Uniti, nella preghiera – VI domenica di Pasqua: 10 maggio 2026 – IO VIVO E VOI VIVETE – IL VOLTO DELL’AMORE

Pubblicato giorno 9 maggio 2026 - In home page

Il Padre non ci lascia mai soli, Lui abita il nostro cuore, ci ama e si manifesta nella liturgia eucaristica e nella vita di tutti i giorni; “sta alla porta e bussa”.

Facciamo silenzio e ripartiamo là dove dentro di noi abbiamo smesso di credere.

La Speranza chiede un passo piccolo e reale, un messaggio semplice per riprendere un dialogo vero, un gesto di gentilezza verso quella parte di noi che giudichiamo più severamente, uno spiraglio dove prima c’era un muro.

Apriamo di nuovo la porta e la Speranza ricomincia a respirare.

“Io pregherò il Padre ed egli vi darà un altro Paràclito”, un “Consolatore”, un “Avvocato difensore”, una Presenza divina che sostiene e ci guida alla Verità perché la gioia pasquale diventi vita concreta.

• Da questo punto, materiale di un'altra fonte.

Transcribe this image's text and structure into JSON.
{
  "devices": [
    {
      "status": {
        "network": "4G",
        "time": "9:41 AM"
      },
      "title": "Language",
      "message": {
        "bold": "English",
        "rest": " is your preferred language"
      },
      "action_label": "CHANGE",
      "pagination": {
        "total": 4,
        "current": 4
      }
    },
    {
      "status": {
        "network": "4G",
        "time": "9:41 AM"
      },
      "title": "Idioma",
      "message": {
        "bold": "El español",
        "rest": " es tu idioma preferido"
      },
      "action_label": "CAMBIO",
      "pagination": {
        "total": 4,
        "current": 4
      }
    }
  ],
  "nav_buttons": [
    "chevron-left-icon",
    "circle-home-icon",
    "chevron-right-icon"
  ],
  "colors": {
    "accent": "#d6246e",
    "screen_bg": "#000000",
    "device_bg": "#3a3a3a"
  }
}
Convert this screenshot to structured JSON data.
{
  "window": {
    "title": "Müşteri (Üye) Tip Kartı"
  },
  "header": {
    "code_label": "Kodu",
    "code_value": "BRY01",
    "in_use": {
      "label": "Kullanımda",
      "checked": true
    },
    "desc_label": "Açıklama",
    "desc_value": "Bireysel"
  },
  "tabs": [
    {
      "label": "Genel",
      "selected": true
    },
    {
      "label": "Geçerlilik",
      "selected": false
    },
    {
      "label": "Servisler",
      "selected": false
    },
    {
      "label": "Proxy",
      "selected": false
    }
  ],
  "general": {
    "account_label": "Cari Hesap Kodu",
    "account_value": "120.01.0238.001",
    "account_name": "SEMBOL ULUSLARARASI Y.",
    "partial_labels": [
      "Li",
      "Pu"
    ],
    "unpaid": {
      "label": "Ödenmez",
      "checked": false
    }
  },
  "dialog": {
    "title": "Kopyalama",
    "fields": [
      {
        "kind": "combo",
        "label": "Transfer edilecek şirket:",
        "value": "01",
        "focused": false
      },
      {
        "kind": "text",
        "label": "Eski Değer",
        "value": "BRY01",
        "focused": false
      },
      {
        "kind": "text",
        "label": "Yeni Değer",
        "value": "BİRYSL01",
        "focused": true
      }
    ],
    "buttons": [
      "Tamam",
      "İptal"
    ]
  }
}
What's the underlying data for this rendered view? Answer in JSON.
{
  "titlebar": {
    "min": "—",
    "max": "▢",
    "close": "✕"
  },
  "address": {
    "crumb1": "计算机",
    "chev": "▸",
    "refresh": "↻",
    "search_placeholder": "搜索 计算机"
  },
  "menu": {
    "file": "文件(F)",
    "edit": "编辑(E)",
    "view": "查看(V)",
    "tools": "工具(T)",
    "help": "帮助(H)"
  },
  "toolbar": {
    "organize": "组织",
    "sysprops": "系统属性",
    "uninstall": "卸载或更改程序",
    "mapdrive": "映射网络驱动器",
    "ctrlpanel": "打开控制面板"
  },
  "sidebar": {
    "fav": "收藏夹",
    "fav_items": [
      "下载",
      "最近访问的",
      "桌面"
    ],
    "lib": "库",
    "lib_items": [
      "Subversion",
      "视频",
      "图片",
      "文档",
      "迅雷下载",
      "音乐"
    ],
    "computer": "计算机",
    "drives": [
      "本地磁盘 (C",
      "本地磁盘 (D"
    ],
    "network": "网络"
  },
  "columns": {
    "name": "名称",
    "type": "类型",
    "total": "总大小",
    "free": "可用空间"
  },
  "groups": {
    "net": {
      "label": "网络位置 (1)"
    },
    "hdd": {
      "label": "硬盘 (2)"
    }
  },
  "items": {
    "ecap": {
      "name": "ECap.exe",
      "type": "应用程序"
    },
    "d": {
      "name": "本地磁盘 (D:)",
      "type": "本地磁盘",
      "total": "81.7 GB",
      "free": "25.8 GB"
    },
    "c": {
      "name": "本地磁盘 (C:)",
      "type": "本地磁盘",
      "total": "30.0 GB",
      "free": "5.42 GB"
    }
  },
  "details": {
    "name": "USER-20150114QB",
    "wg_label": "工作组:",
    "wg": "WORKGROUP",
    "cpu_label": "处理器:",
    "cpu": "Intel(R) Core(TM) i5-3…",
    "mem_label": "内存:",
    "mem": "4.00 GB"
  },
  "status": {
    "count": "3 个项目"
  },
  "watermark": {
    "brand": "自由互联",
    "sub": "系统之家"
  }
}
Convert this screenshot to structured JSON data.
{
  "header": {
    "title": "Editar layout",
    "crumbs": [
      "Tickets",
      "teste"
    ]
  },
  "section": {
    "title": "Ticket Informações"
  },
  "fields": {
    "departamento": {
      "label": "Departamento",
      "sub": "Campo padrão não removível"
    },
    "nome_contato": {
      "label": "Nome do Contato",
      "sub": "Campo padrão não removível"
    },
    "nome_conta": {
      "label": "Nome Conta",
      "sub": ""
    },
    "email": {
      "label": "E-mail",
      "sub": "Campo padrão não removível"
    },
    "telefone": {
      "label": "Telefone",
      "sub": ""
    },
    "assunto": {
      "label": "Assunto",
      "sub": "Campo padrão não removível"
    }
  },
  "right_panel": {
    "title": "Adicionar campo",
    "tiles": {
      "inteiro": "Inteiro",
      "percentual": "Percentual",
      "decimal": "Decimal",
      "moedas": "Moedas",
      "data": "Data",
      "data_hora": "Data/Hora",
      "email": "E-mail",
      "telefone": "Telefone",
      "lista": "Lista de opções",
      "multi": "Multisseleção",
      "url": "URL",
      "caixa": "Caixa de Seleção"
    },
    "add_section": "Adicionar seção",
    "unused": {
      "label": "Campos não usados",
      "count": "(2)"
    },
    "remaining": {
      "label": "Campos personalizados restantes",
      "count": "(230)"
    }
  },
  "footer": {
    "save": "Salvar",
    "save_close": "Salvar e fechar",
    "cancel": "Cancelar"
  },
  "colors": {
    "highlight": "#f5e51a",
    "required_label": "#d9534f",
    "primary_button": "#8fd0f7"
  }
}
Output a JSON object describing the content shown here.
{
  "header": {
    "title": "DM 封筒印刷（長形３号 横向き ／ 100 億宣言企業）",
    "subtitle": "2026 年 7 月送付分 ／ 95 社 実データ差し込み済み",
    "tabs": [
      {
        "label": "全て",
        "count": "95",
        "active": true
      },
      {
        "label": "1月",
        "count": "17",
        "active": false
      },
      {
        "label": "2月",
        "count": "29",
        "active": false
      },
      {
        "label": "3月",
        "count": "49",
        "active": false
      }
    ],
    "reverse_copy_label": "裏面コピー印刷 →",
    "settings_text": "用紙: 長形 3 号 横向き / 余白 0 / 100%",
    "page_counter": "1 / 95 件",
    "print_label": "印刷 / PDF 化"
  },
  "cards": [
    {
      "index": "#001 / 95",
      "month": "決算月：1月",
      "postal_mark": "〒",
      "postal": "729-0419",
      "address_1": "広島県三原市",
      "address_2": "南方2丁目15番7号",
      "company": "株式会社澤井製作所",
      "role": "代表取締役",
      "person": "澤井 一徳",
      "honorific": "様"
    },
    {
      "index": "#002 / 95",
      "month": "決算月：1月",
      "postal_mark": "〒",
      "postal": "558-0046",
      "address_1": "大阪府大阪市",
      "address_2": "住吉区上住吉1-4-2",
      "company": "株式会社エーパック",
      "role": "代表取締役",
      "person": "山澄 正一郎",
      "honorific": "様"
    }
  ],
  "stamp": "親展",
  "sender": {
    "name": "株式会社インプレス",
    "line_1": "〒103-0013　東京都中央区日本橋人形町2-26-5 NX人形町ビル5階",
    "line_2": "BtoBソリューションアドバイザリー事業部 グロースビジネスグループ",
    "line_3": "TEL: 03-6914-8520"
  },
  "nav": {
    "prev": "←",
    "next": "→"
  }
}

Il Risorto rimodella il nostro modo di guardare, di scegliere, di agire e lo Spirito rende visibile ciò che celebriamo.

“Non vi lascerò orfani”: Amore Supremo, la Sua Presenza rimane per sempre.

“Verrò da voi” e non saremo mai soli, dopo la resurrezione Lui sarà sempre con noi in un modo diverso, in una trasformazione, in una Realtà sempre presente.

“Essi scesero e pregarono per loro perché ricevessero lo Spirito Santo” – “Allora imponevano loro le mani e quelli ricevevano lo Spirito Santo”: accogliamo la Sua Parola, annunciamo il Vangelo, imponiamo le mani perché lo Spirito dell’Amore del Padre e del Figlio scenda su tutti noi e diventiamo Tempio di Dio pur nella nostra fragilità.

 

UN ESERCIZIO E UNA PREGHIERA – adorate il Signore, Cristo, nei vostri cuori, pronti sempre a rispondere a chiunque vi domandi ragione della speranza che è in voi

 Narriamo questa Sua presenza con la Sua Parola.

Crediamo, speriamo, custodiamo Cristo dentro di noi, lasciamoci interrogare dalla vita e rispondiamo con coerenza e gesti silenziosi.

Viviamo la fiducia, ascoltiamo la mitezza, liberiamoci dal bisogno di apparire e la Speranza sarà il nostro respiro quotidiano.

Testimoniamo e viviamo per amore perché c’è una Promessa più grande delle nostre incertezze.

Con l’aiuto dello Spirito Santo coltiviamo dentro di noi uno spazio abitato, un cuore dove Dio è davvero presente; lasciamo trasparire la speranza che non urla, ma convince perché vera.